Tensioni anche con la Colombia – Non meno arroventate le relazioni con la Colombia, all’indomani delle sanzioni imposte dagli americani contro il presidente Gustavo Petro, il figlio e la moglie, e il ministro degli Interni Armando Benedetti. Petro, che ha definito Trump “un mostro” dopo che il presidente americano lo aveva bollato come “narcotrafficante”, rischia ora di ritrovarsi i conti bancari bloccati dopo essere stato inserito nella cosiddetta ‘lista Clinton’, il “Foreign Narcotics Kingpin Designation Act” creato nel 1999 dall’ex presidente Usa che comporta tra l’altro il blocco degli asset sotto giurisdizione statunitense. Il ministro della Difesa del Venezuela, Vladimir Padrino, ha affermato che le Forze Armate del suo Paese “si stanno preparando ogni giorno per difendere ogni centimetro di territorio” di fronte alla “minaccia militare costituita dal dispiegamento aero-navale degli Stati Uniti che si avvicina ogni giorno di più alle coste venezuelane”.
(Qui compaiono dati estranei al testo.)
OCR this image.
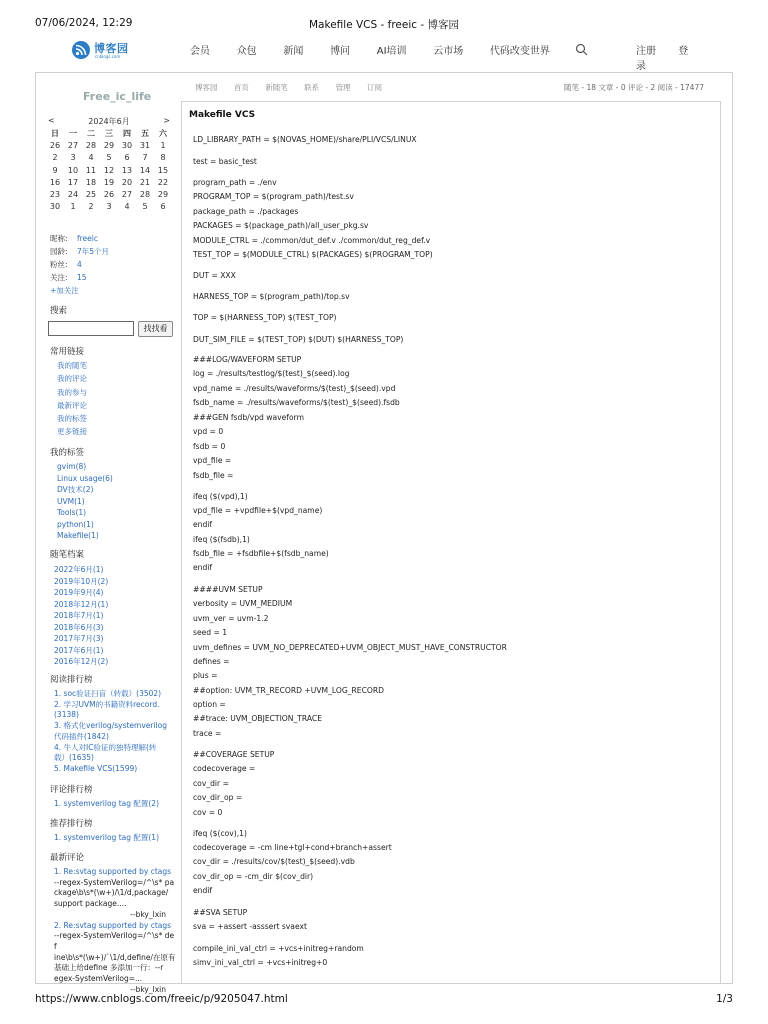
07/06/2024, 12:29	Makefile VCS - freeic - 博客园
博客园
cnblogs.com	会员	众包	新闻	博问	AI培训	云市场	代码改变世界	注册 登录
Free_ic_life
<	2024年6月	>
日	一	二	三	四	五	六
26 27 28 29 30 31	1
2	3	4	5	6	7	8
9	10 11 12 13 14 15
16 17 18 19 20 21 22
23 24 25 26 27 28 29
30	1	2	3	4	5	6
昵称: freeic
园龄: 7年5个月
粉丝: 4
关注: 15
+加关注
搜索
找找看
常用链接
我的随笔
我的评论
我的参与
最新评论
我的标签
更多链接
我的标签
gvim(8)
Linux usage(6)
DV技术(2)
UVM(1)
Tools(1)
python(1)
Makefile(1)
随笔档案
2022年6月(1)
2019年10月(2)
2019年9月(4)
2018年12月(1)
2018年7月(1)
2018年6月(3)
2017年7月(3)
2017年6月(1)
2016年12月(2)
阅读排行榜
1. soc验证扫盲（转载）(3502)
2. 学习UVM的书籍资料record.
(3138)
3. 格式化verilog/systemverilog
代码插件(1842)
4. 牛人对IC验证的独特理解(转
载）(1635)
5. Makefile VCS(1599)
评论排行榜
1. systemverilog tag 配置(2)
推荐排行榜
1. systemverilog tag 配置(1)
最新评论
1. Re:svtag supported by ctags
--regex-SystemVerilog=/^\s* pa
ckage\b\s*(\w+)/\1/d,package/
support package....
--bky_lxin
2. Re:svtag supported by ctags
--regex-SystemVerilog=/^\s* def
ine\b\s*(\w+)/`\1/d,define/在原有
基础上给define 多添加一行：--r
egex-SystemVerilog=...
--bky_lxin
博客园 首页 新随笔 联系 管理 订阅	随笔 - 18 文章 - 0 评论 - 2 阅读 - 17477
Makefile VCS
LD_LIBRARY_PATH = $(NOVAS_HOME)/share/PLI/VCS/LINUX
test = basic_test
program_path = ./env
PROGRAM_TOP = $(program_path)/test.sv
package_path = ./packages
PACKAGES = $(package_path)/all_user_pkg.sv
MODULE_CTRL = ./common/dut_def.v ./common/dut_reg_def.v
TEST_TOP = $(MODULE_CTRL) $(PACKAGES) $(PROGRAM_TOP)
DUT = XXX
HARNESS_TOP = $(program_path)/top.sv
TOP = $(HARNESS_TOP) $(TEST_TOP)
DUT_SIM_FILE = $(TEST_TOP) $(DUT) $(HARNESS_TOP)
###LOG/WAVEFORM SETUP
log = ./results/testlog/$(test)_$(seed).log
vpd_name = ./results/waveforms/$(test)_$(seed).vpd
fsdb_name = ./results/waveforms/$(test)_$(seed).fsdb
###GEN fsdb/vpd waveform
vpd = 0
fsdb = 0
vpd_file =
fsdb_file =
ifeq ($(vpd),1)
vpd_file = +vpdfile+$(vpd_name)
endif
ifeq ($(fsdb),1)
fsdb_file = +fsdbfile+$(fsdb_name)
endif
####UVM SETUP
verbosity = UVM_MEDIUM
uvm_ver = uvm-1.2
seed = 1
uvm_defines = UVM_NO_DEPRECATED+UVM_OBJECT_MUST_HAVE_CONSTRUCTOR
defines =
plus =
##option: UVM_TR_RECORD +UVM_LOG_RECORD
option =
##trace: UVM_OBJECTION_TRACE
trace =
##COVERAGE SETUP
codecoverage =
cov_dir =
cov_dir_op =
cov = 0
ifeq ($(cov),1)
codecoverage = -cm line+tgl+cond+branch+assert
cov_dir = ./results/cov/$(test)_$(seed).vdb
cov_dir_op = -cm_dir $(cov_dir)
endif
##SVA SETUP
sva = +assert -asssert svaext
compile_ini_val_ctrl = +vcs+initreg+random
simv_ini_val_ctrl = +vcs+initreg+0
https://www.cnblogs.com/freeic/p/9205047.html	1/3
“Nessun passo indietro e mai in ginocchio”, ha tuonato il presidente colombiano: “Lottare contro il narcotraffico per decenni e con efficacia mi porta a questa misura del governo della società che tanto abbiamo aiutato. Un paradosso”. Non meno caustico l’altro responsabile sanzionato, il ministro Benedetti: “Ogni impero è ingiusto, la loro lotta antidroga è una farsa e in questo Paese nessuno crede che io sia un narcotrafficante. Gringos go home“. Anche il ministero degli Esteri stigmatizza: le sanzioni sono “un affronto, un atto ostile e una decisione senza fondamento”. Dall’inizio delle operazioni contro i presunti trafficanti, a metà settembre, gli statunitensi hanno già colpito diversi obiettivi, uccidendo 43 persone. Da ultimo, ha annunciato il Pentagono, “un caccia ha centrato un’imbarcazione del cartello venezuelano Tren de Aragua, uccidendo sei narcos”.